Historian John Toland, whom Keller dismisses as “eccentric”, wrote a book in 1982 entitled "Infamy", which detailed the evidence concerning whether President Roosevelt knew about Japan’s plans to attack Pearl Harbor in advance of the raid, and whether he meant to use the attack as the flashpoint to bring the United States into the Second World War. Keller dismissed, unfairly I think, a great deal of testimony and evidence which indicated there was intelligence indicating that Japan was on its way to attack Pearl Harbor, especially the “Winds” intercept as testified by Laurence Safford, a naval officer of quite literally unimpeachable character and veracity. The reason I find this rejection unreasonable, is not because I believe that FDR or his Administration did indeed comprehend that an attack by Japan was imminent, but that the nature of the command structure, the political discussions between the United States and Japan, the communication process of the day, and other salient factors which influenced the decisions and statements made by the Roosevelt Administration in late 1941. People who are familiar with the documents and testimony were therefore left even further convinced of FDR’s complicity, because historians like Keller rejected them without proper inspection, and historians like Toland applied them without considering the appropriate context. As an example, Toland also noted the creation and demise of the “modus vivendi” which could have completely prevented a Japan-America war, or at least delayed its inception by a year or more, which demonstrates that the Roosevelt Administration, while hopeful of finding a reason for the United States to enter the war against Germany, was not inclined to seek a reason to also fight Japan. Indeed, the allocation of resources and planning is sufficient to indicate that Rosoevelt did not seriously anticipate war with Japan, and so could not fairly be accused of trying to bring it about.

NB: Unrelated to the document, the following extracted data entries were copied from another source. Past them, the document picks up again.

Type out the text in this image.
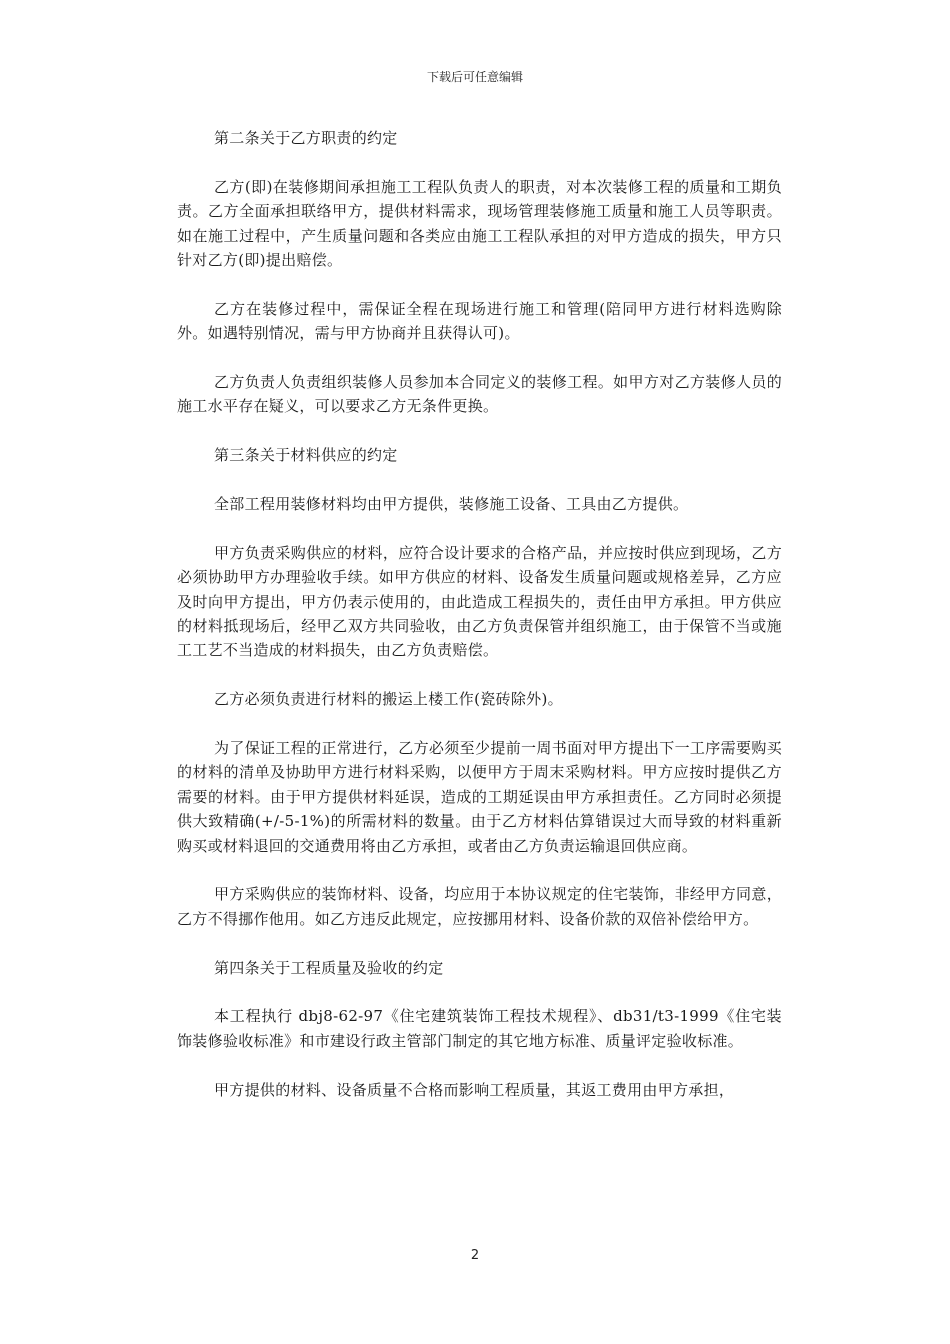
下载后可任意编辑

第二条关于乙方职责的约定

乙方(即)在装修期间承担施工工程队负责人的职责，对本次装修工程的质量和工期负责。乙方全面承担联络甲方，提供材料需求，现场管理装修施工质量和施工人员等职责。如在施工过程中，产生质量问题和各类应由施工工程队承担的对甲方造成的损失，甲方只针对乙方(即)提出赔偿。

乙方在装修过程中，需保证全程在现场进行施工和管理(陪同甲方进行材料选购除外。如遇特别情况，需与甲方协商并且获得认可)。

乙方负责人负责组织装修人员参加本合同定义的装修工程。如甲方对乙方装修人员的施工水平存在疑义，可以要求乙方无条件更换。

第三条关于材料供应的约定

全部工程用装修材料均由甲方提供，装修施工设备、工具由乙方提供。

甲方负责采购供应的材料，应符合设计要求的合格产品，并应按时供应到现场，乙方必须协助甲方办理验收手续。如甲方供应的材料、设备发生质量问题或规格差异，乙方应及时向甲方提出，甲方仍表示使用的，由此造成工程损失的，责任由甲方承担。甲方供应的材料抵现场后，经甲乙双方共同验收，由乙方负责保管并组织施工，由于保管不当或施工工艺不当造成的材料损失，由乙方负责赔偿。

乙方必须负责进行材料的搬运上楼工作(瓷砖除外)。

为了保证工程的正常进行，乙方必须至少提前一周书面对甲方提出下一工序需要购买的材料的清单及协助甲方进行材料采购，以便甲方于周末采购材料。甲方应按时提供乙方需要的材料。由于甲方提供材料延误，造成的工期延误由甲方承担责任。乙方同时必须提供大致精确(+/-5-1%)的所需材料的数量。由于乙方材料估算错误过大而导致的材料重新购买或材料退回的交通费用将由乙方承担，或者由乙方负责运输退回供应商。

甲方采购供应的装饰材料、设备，均应用于本协议规定的住宅装饰，非经甲方同意，乙方不得挪作他用。如乙方违反此规定，应按挪用材料、设备价款的双倍补偿给甲方。

第四条关于工程质量及验收的约定

本工程执行 dbj8-62-97《住宅建筑装饰工程技术规程》、db31/t3-1999《住宅装饰装修验收标准》和市建设行政主管部门制定的其它地方标准、质量评定验收标准。

甲方提供的材料、设备质量不合格而影响工程质量，其返工费用由甲方承担，

2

The relevance between Toland’s contentions and evidence, Keller’s article, and my opinion as regards the Iraq War, is that same crucial need to understand context. As of 2002, It was well-known that Saddam Hussein had not only developed Weapons of Mass Destruction, but had used them, both in war and against his own citizens. The discovery in 1991 of further-than-anticipated progress in WMD research further alarmed Coalition nations, and the Cease-Fire included specific mandatory requirements as a condition to prevent resumption of hostilities. The fact that Hussein’s Baath government had, by 1998, fired on Coalition aircraft, attempted to assassinate George H.W. Bush, and had not only obstructed but physically threatened them, all constituted violations of the Cease-Fire, which led to the 1998 Act of Congress declaring Regime Change in Iraq the official policy of the United States government, which President Bill Clinton signed into law. The 2002 votes in Congress gave clear authorization for the war, based on information which both the President and leaders in both major political parties saw and evaluated. These are the facts which formed the context and consensus of the 2002 decision to go to war.

The reason Conservatives find the Democrats’ wailing on Iraq hypocritical, is because the Democrats saw the same information, in the same context, as the Administration, and their own statements bear out that they reached the same conclusions as to the threat posed by Saddam and the Baath regime in Iraq. But now that they perceive a possible political benefit to lying, the leadership of the Democratic Party sees no problem in putting a trick ahead of the national interest. If the Mainstream Media were not complicit, this could not work for the Democrats, but the sort of people willing to try to sway a Presidential election with forged documents are hardly going to object on moral grounds to lying about the facts of a major military decision. Fortunately, in the age of Information the facts are retrievable, and prove the matter in both point and context. The decision to invade Iraq was the most legitimate and fully-informed decision made by the Congress and President in cooperation in the last 60 years, and nothing the Democrats claim now can change that.